8 Mart 1857 tarihinde ABDnin New York kentinde 40.000 dokuma işçisi daha iyi çalışma koşulları istemiyle bir tekstil fabrikasında greve başladı. Ancak polisin işçilere saldırması ve işçilerin fabrikaya kilitlenmesi, arkasından da çıkan yangında işçilerin fabrika önünde kurulan barikatlardan kaçamaması sonucunda çoğu kadın 129 işçi can verdi. İşçilerin cenaze törenine 100 bini aşkın kişi katıldı.
26 – 27 Ağustos 1910 tarihnde Danimarkanın Kopenhag kentinde 2. Enternasyonale bağlı kadınlar toplantısında (Uluslararası Sosyalist Kadınlar Konferansı) Almanya Sosyal Demokrat Partisi önderlerinden Clara Zetkin, 8 Mart 1857 tarihindeki tekstil fabrikası yangınında ölen kadın işçiler anısına 8 Martın Dünya Kadınlar Günü olarak kutlanması önerisini getirdi ve öneri oybirliğiyle kabul edildi. Türkiye'de 1921 tarihinde 8 Mart Dünya Emekçi Kadınlar Günü olarak kutlanmaya başlandı.

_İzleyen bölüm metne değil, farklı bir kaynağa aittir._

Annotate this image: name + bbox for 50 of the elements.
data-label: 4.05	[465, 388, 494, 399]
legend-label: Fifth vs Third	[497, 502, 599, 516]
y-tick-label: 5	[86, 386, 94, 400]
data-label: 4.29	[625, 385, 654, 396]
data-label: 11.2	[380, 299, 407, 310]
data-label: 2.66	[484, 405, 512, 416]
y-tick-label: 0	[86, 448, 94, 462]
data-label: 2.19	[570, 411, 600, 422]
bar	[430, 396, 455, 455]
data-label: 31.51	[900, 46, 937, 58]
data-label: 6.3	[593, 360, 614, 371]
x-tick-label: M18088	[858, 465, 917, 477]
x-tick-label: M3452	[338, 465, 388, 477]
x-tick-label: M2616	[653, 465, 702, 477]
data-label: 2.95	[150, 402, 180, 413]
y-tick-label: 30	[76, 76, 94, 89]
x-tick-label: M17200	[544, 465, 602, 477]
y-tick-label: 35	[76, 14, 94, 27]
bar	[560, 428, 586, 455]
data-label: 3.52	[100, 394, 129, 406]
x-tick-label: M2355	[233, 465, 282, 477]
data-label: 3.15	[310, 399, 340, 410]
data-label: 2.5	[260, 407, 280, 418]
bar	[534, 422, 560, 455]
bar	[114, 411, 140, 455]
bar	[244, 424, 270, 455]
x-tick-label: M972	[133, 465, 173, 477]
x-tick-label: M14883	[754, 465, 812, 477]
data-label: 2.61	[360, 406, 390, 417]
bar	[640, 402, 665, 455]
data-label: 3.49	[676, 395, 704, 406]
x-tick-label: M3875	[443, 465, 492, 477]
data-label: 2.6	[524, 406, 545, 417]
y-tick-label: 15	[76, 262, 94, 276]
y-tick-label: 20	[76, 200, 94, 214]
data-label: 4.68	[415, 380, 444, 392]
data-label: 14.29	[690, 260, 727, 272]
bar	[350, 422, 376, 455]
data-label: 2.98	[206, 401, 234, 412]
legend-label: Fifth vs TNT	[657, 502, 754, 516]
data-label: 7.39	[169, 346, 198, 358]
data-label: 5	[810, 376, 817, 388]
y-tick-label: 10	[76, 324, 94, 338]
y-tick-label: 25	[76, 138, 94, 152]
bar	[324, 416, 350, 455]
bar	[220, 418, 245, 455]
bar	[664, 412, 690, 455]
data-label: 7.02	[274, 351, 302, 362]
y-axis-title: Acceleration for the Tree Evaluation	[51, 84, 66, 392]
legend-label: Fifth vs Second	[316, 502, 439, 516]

İş hayatında iyi birer çalışan, evde iyi birer eş, çocuklara karşı iyi birer anne olmak için elimizden geleni yapıyoruz. Söke söke aldığımız eşit şartları sonuna kadar kullanıp üstüne üstelik başlı başına bir iş olan “kadın olmak” görevlerimizi yerine getiriyoruz. Yapacaklarımızın ardı arkası kesilmiyor, tüm bunlara güzel, bakımlı, fit olmak gibi meziyetleri de ekliyoruz. Yani git gide işimiz zorlaşıyor. Her şeye yetişmeye çalışan, mükemmel olmaya çalışan kadın rolüne bürünüp, akıp giden zamana, kırışıklıklarımıza meydan okumaya çalışıyoruz.

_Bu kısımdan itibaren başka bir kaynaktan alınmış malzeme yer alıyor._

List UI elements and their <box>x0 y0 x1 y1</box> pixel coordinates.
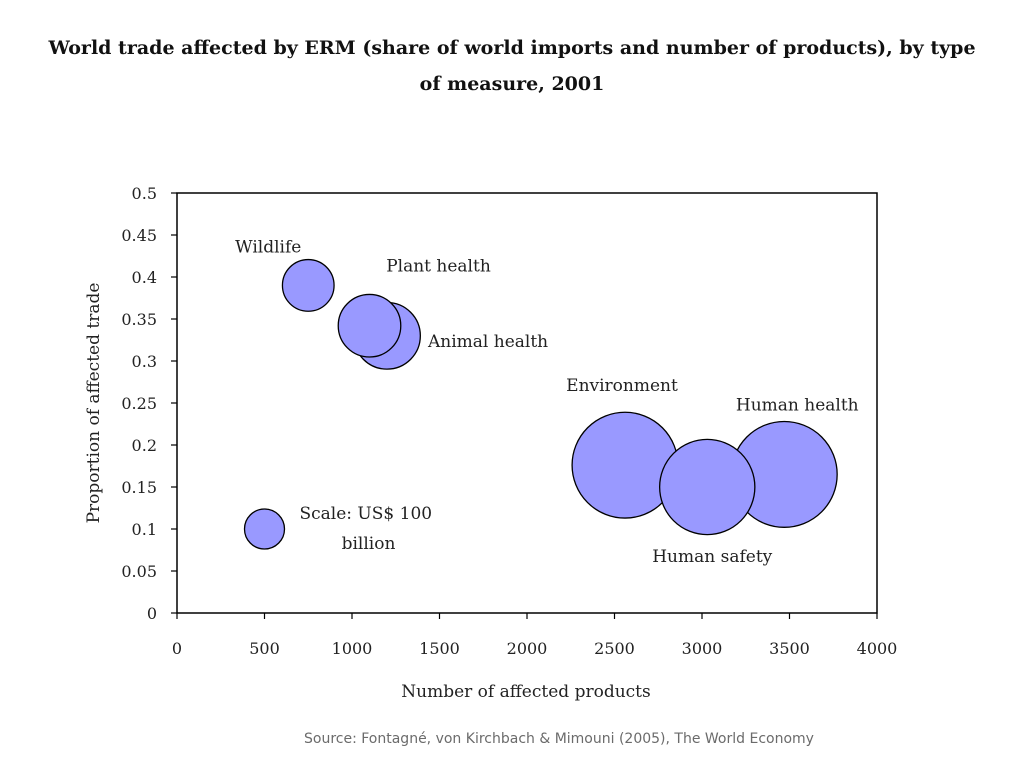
y-tick-label: 0.1 <box>132 520 157 539</box>
x-tick-label: 2000 <box>507 639 548 658</box>
bubble-scale-reference <box>243 508 286 550</box>
bubble-human-safety <box>658 438 756 536</box>
y-tick-label: 0.25 <box>121 394 157 413</box>
x-tick-label: 500 <box>249 639 280 658</box>
bubble-wildlife <box>281 258 335 312</box>
source-note: Source: Fontagné, von Kirchbach & Mimoun… <box>304 731 814 747</box>
y-tick-label: 0.15 <box>121 478 157 497</box>
x-axis-label: Number of affected products <box>401 682 650 702</box>
y-tick-label: 0 <box>147 604 157 623</box>
x-tick-label: 3500 <box>769 639 810 658</box>
label-human-safety: Human safety <box>652 547 772 567</box>
y-tick-label: 0.2 <box>132 436 157 455</box>
label-animal-health: Animal health <box>427 332 548 352</box>
y-tick-label: 0.3 <box>132 352 157 371</box>
x-tick-label: 3000 <box>682 639 723 658</box>
bubbles <box>243 258 838 550</box>
bubble-labels: Scale: US$ 100 billion Wildlife Animal heal… <box>235 237 859 567</box>
x-tick-label: 2500 <box>594 639 635 658</box>
x-tick-label: 4000 <box>857 639 898 658</box>
scale-label-line1: Scale: US$ 100 <box>300 504 433 524</box>
x-tick-label: 0 <box>172 639 182 658</box>
y-tick-label: 0.05 <box>121 562 157 581</box>
label-human-health: Human health <box>736 395 859 415</box>
axes: 0 500 1000 1500 2000 2500 3000 3500 4000 0 0.05 0.1… <box>121 184 897 658</box>
x-tick-label: 1500 <box>419 639 460 658</box>
y-tick-label: 0.35 <box>121 310 157 329</box>
label-wildlife: Wildlife <box>235 237 301 257</box>
y-tick-label: 0.45 <box>121 226 157 245</box>
y-tick-label: 0.4 <box>132 268 157 287</box>
label-plant-health: Plant health <box>386 257 491 277</box>
y-axis-label: Proportion of affected trade <box>84 283 104 524</box>
label-environment: Environment <box>566 376 678 396</box>
y-tick-label: 0.5 <box>132 184 157 203</box>
scale-label-line2: billion <box>342 534 396 554</box>
chart-title: World trade affected by ERM (share of wo… <box>48 37 976 95</box>
bubble-plant-health <box>337 293 402 358</box>
x-tick-label: 1000 <box>332 639 373 658</box>
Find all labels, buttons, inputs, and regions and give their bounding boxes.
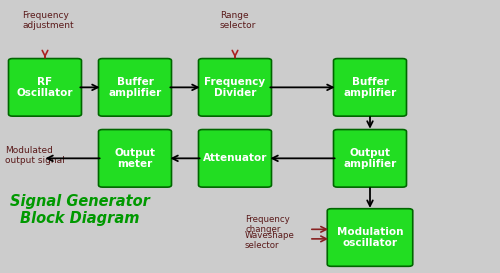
- FancyBboxPatch shape: [98, 129, 172, 187]
- FancyBboxPatch shape: [98, 58, 172, 116]
- Text: Range
selector: Range selector: [220, 11, 256, 30]
- Text: RF
Oscillator: RF Oscillator: [17, 76, 73, 98]
- FancyBboxPatch shape: [198, 129, 272, 187]
- Text: Buffer
amplifier: Buffer amplifier: [108, 76, 162, 98]
- Text: Output
meter: Output meter: [114, 147, 156, 169]
- Text: Waveshape
selector: Waveshape selector: [245, 230, 295, 250]
- Text: Frequency
adjustment: Frequency adjustment: [22, 11, 74, 30]
- Text: Modulated
output signal: Modulated output signal: [5, 146, 65, 165]
- FancyBboxPatch shape: [334, 58, 406, 116]
- FancyBboxPatch shape: [327, 209, 412, 266]
- Text: Attenuator: Attenuator: [203, 153, 267, 163]
- FancyBboxPatch shape: [8, 58, 82, 116]
- Text: Signal Generator
Block Diagram: Signal Generator Block Diagram: [10, 194, 150, 226]
- FancyBboxPatch shape: [334, 129, 406, 187]
- Text: Frequency
changer: Frequency changer: [245, 215, 290, 234]
- Text: Frequency
Divider: Frequency Divider: [204, 76, 266, 98]
- Text: Output
amplifier: Output amplifier: [344, 147, 396, 169]
- Text: Buffer
amplifier: Buffer amplifier: [344, 76, 396, 98]
- FancyBboxPatch shape: [198, 58, 272, 116]
- Text: Modulation
oscillator: Modulation oscillator: [337, 227, 403, 248]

Bu mükemmel kadın olma yarışında kadın olarak beklentilerimiz de var... İster kentli olalım ister kırsal, ister ev hanımı, ister çalışan; “Kadınlar ne ister?” sorusunun cevabı her kadın için aynı. Kadınlar ne ister?; saygı, sevgi, konuşmak, eşitlik, ayakları yere sağlam bassın, sevdiği erkek tarafından ayakları yerden kesilsin, öğrenmek, tabuları yıkmak, eşitlik, beğenmek, beğenilmek, şiddet görmesin, çalışmak, emeğinin karşılığını almak, kadınlığını doyasıya yaşamak ve söz sahibi olmak ister... En önemlisi ise tüm bunları istemek zorunda olmadığı bir dünyada yaşamak ister. Hayatında ki insanları idare etmek zorunda kalan eşini çocuklarını eşinin ailesini iş yerinde arkadaşlarını mahallede komşularını v.s hep herkese yetişme hep herkesi idare etmek durumunda olan kadınlar...

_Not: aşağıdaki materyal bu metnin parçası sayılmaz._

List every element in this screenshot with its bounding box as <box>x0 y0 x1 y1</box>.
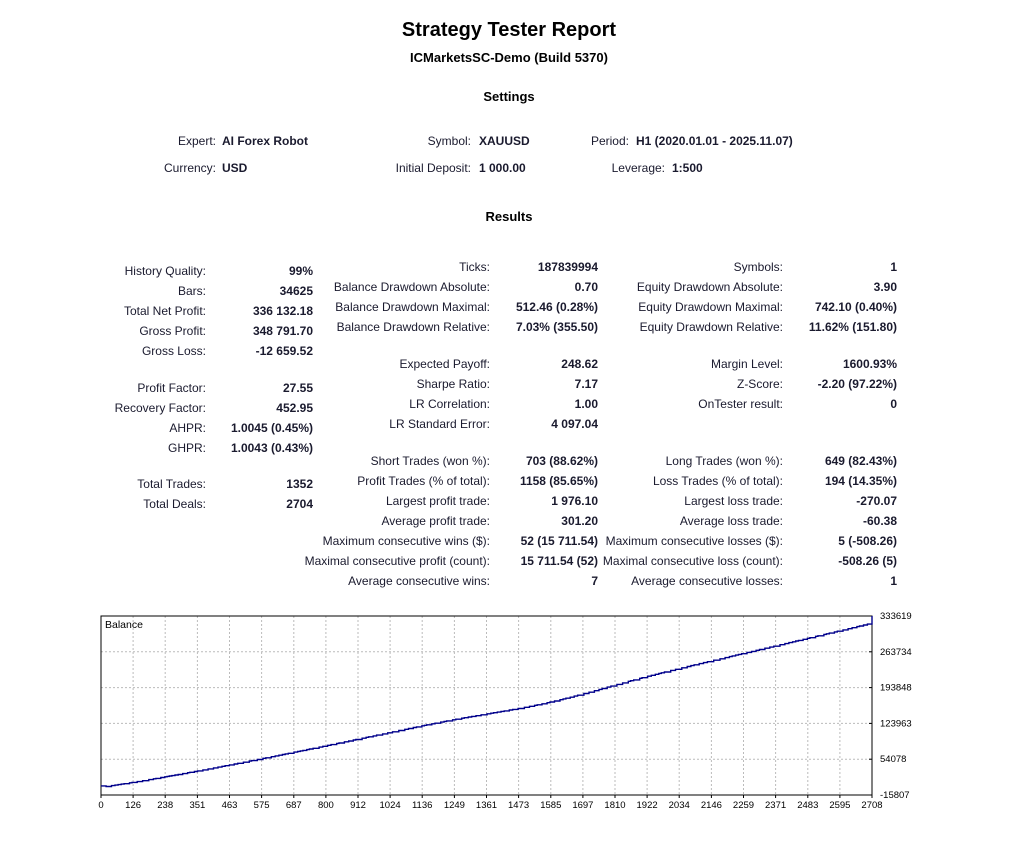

En narininin bile içinde savaşçı bir ruh taşıyan gücünü bileklerinden değil yüreklerinden alan özel varlıklar kadınlar Hani şu saygıyı hak eden ama yılda bir gün ,hatırlanan kadınlar yılda bir gün değil ömür boyudur . Her türlü şiddet, baskı, cinsiyet ayırımı, cinsel sömürü, gerici ideoloji ve kültür, ve birçok etkenden kurtulmak ve kadın üzerindeki her türlü baskıdan uzak bir toplum yaratmalıyız. Emekçi sınıfında yer alan kadınlarımız başta olmak üzere Ev, çocuk ve kocanın hizmetinde görülüp kısır bir döngüde tutulan kadının kendi hakkını savunan, özgür bir ortamda yaşam süren , mücadele eden ve tüm sosyal haklardan yararlanma hakkına sahip olması lazım. Tüm kadınlarımızın şiddetin her türünden uzak bir şekilde, hayatın her alanında eşit, özgür ve demokratik bir yaşam sürmesini sadece 8 Mart ile sınırlı olmamalıdır. Kadına şiddet son bulmalıdır artık. Kadının hakkı ödenmez. Kadın olmanın git gide zorlaştığı bu devirde Dünya Emekçi Kadınlar gününüz kutlu olsun.